As a teacher, I support them from behind the hedge. Occasionally, I whisper compass readings and hand out new binoculars. My first task is to make sure they have the tools to get to a new place of understanding, but just as important is the path they follow, even if the final destination remains elusive. After all, sometimes their questions should outweigh their answers.
Whether I like it or not, I think ChatGTP will soon be a place on the map that will make students stop for a while and look around. I wouldn’t say it’s dangerous like quicksand or insurmountable like Everest. Instead, as I do, I ask you to train your critical eye on ChatGTP’s ready-made answers and decide which ones deserve more research. As always, I ask them to move forward to new and different places so that the path they finally write down will be theirs alone.

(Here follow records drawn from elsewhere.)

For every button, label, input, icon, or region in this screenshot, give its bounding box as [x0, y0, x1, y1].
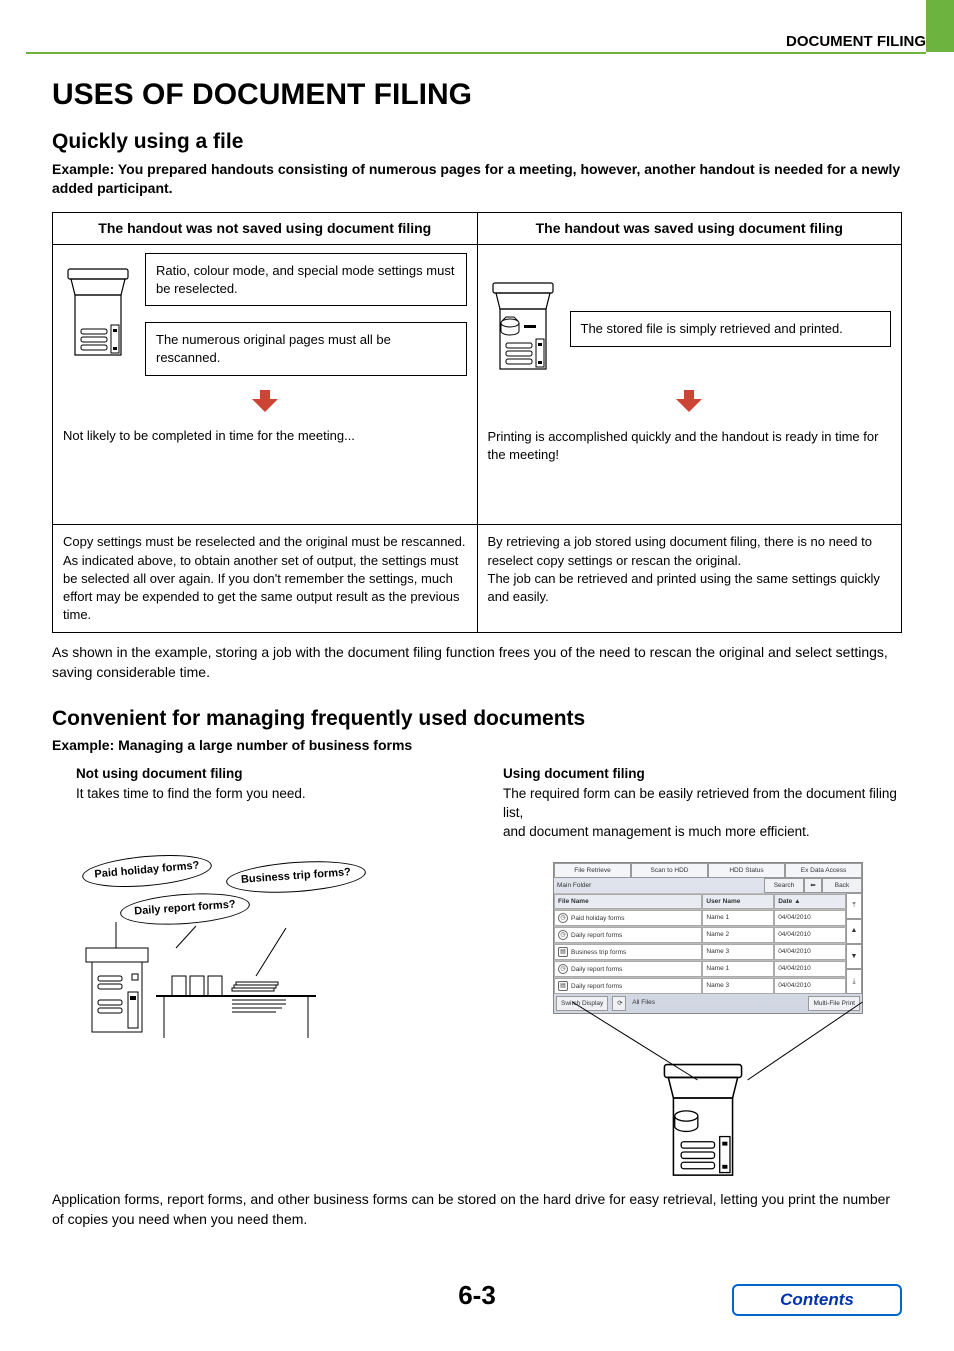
contents-button[interactable]: Contents: [732, 1284, 902, 1316]
switch-display-btn: Switch Display: [556, 996, 608, 1011]
scrollbar: ⤒ ▲ ▼ ⤓: [846, 893, 862, 994]
back-btn: Back: [822, 878, 862, 893]
printer-with-hdd-icon: [488, 281, 558, 376]
list-item: ▤Business trip forms Name 3 04/04/2010: [554, 943, 846, 960]
col1-header: The handout was not saved using document…: [53, 212, 478, 245]
not-using-title: Not using document filing: [76, 765, 475, 784]
desk-scene-icon: [76, 918, 376, 1058]
scroll-down-icon: ▼: [846, 944, 862, 969]
list-item: ◷Daily report forms Name 1 04/04/2010: [554, 960, 846, 977]
col1-bottom-text: Copy settings must be reselected and the…: [53, 525, 478, 633]
convenient-columns: Not using document filing It takes time …: [52, 765, 902, 1173]
bubble-business-trip: Business trip forms?: [225, 857, 367, 897]
refresh-icon: ⟳: [612, 996, 626, 1011]
doc-icon: ▤: [558, 981, 568, 991]
down-arrow-icon: [488, 390, 892, 417]
using-body1: The required form can be easily retrieve…: [503, 785, 902, 823]
col2-mid-text: Printing is accomplished quickly and the…: [488, 428, 892, 464]
not-using-body: It takes time to find the form you need.: [76, 785, 475, 804]
col2-note1: The stored file is simply retrieved and …: [570, 311, 892, 347]
scroll-top-icon: ⤒: [846, 893, 862, 918]
not-using-illustration: Paid holiday forms? Business trip forms?…: [76, 828, 475, 1058]
col-file-name: File Name: [554, 894, 702, 909]
page-content: USES OF DOCUMENT FILING Quickly using a …: [52, 78, 902, 1229]
comparison-table: The handout was not saved using document…: [52, 212, 902, 634]
printer-with-hdd-icon: [658, 1062, 748, 1172]
clock-icon: ◷: [558, 964, 568, 974]
convenient-bottom-text: Application forms, report forms, and oth…: [52, 1190, 902, 1229]
folder-label: Main Folder: [554, 878, 764, 893]
quickly-after-text: As shown in the example, storing a job w…: [52, 643, 902, 682]
header-section-label: DOCUMENT FILING: [26, 33, 926, 54]
col2-illustration-cell: The stored file is simply retrieved and …: [477, 245, 902, 525]
section-color-tab: [926, 0, 954, 52]
col2-header: The handout was saved using document fil…: [477, 212, 902, 245]
col1-note2: The numerous original pages must all be …: [145, 322, 467, 375]
back-arrow-icon: ⬅: [804, 878, 822, 893]
printer-icon: [63, 267, 133, 362]
header-rule: [26, 52, 926, 54]
all-files-label: All Files: [630, 996, 804, 1011]
multi-file-print-btn: Multi-File Print: [808, 996, 860, 1011]
convenient-example: Example: Managing a large number of busi…: [52, 737, 902, 753]
using-illustration: File Retrieve Scan to HDD HDD Status Ex …: [503, 862, 902, 1172]
col1-mid-text: Not likely to be completed in time for t…: [63, 427, 467, 445]
not-using-column: Not using document filing It takes time …: [52, 765, 475, 1173]
quickly-example: Example: You prepared handouts consistin…: [52, 160, 902, 198]
clock-icon: ◷: [558, 930, 568, 940]
list-item: ◷Daily report forms Name 2 04/04/2010: [554, 926, 846, 943]
bubble-paid-holiday: Paid holiday forms?: [81, 851, 213, 892]
convenient-heading: Convenient for managing frequently used …: [52, 707, 902, 731]
clock-icon: ◷: [558, 913, 568, 923]
file-list-screen: File Retrieve Scan to HDD HDD Status Ex …: [553, 862, 863, 1014]
col2-bottom-text: By retrieving a job stored using documen…: [477, 525, 902, 633]
screen-tab: File Retrieve: [554, 863, 631, 878]
down-arrow-icon: [63, 390, 467, 417]
scroll-bottom-icon: ⤓: [846, 969, 862, 994]
col1-note1: Ratio, colour mode, and special mode set…: [145, 253, 467, 306]
screen-tab: HDD Status: [708, 863, 785, 878]
using-column: Using document filing The required form …: [503, 765, 902, 1173]
col-date: Date ▲: [774, 894, 846, 909]
using-body2: and document management is much more eff…: [503, 823, 902, 842]
scroll-up-icon: ▲: [846, 919, 862, 944]
screen-tab: Scan to HDD: [631, 863, 708, 878]
list-item: ▤Daily report forms Name 3 04/04/2010: [554, 977, 846, 994]
col-user-name: User Name: [702, 894, 774, 909]
quickly-heading: Quickly using a file: [52, 130, 902, 154]
col1-illustration-cell: Ratio, colour mode, and special mode set…: [53, 245, 478, 525]
page-title: USES OF DOCUMENT FILING: [52, 78, 902, 112]
using-title: Using document filing: [503, 765, 902, 784]
screen-tab: Ex Data Access: [785, 863, 862, 878]
search-btn: Search: [764, 878, 804, 893]
list-item: ◷Paid holiday forms Name 1 04/04/2010: [554, 909, 846, 926]
doc-icon: ▤: [558, 947, 568, 957]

So what am I telling teachers now that ChatGTP is here? It’s time for us teachers to do our own thoughtful wanderings. must decide what it means to guide students toward skills that enable I will be asking my colleagues to consider the following prompts in the coming weeks. [insert your subject] teacher. Here’s how I treat ChatGTP. ”
The extent of our answers may only temporarily stave off the rapidly changing tide of AI, but as we gather, think, and distill—on our journey—together we can You will no longer feel lonely.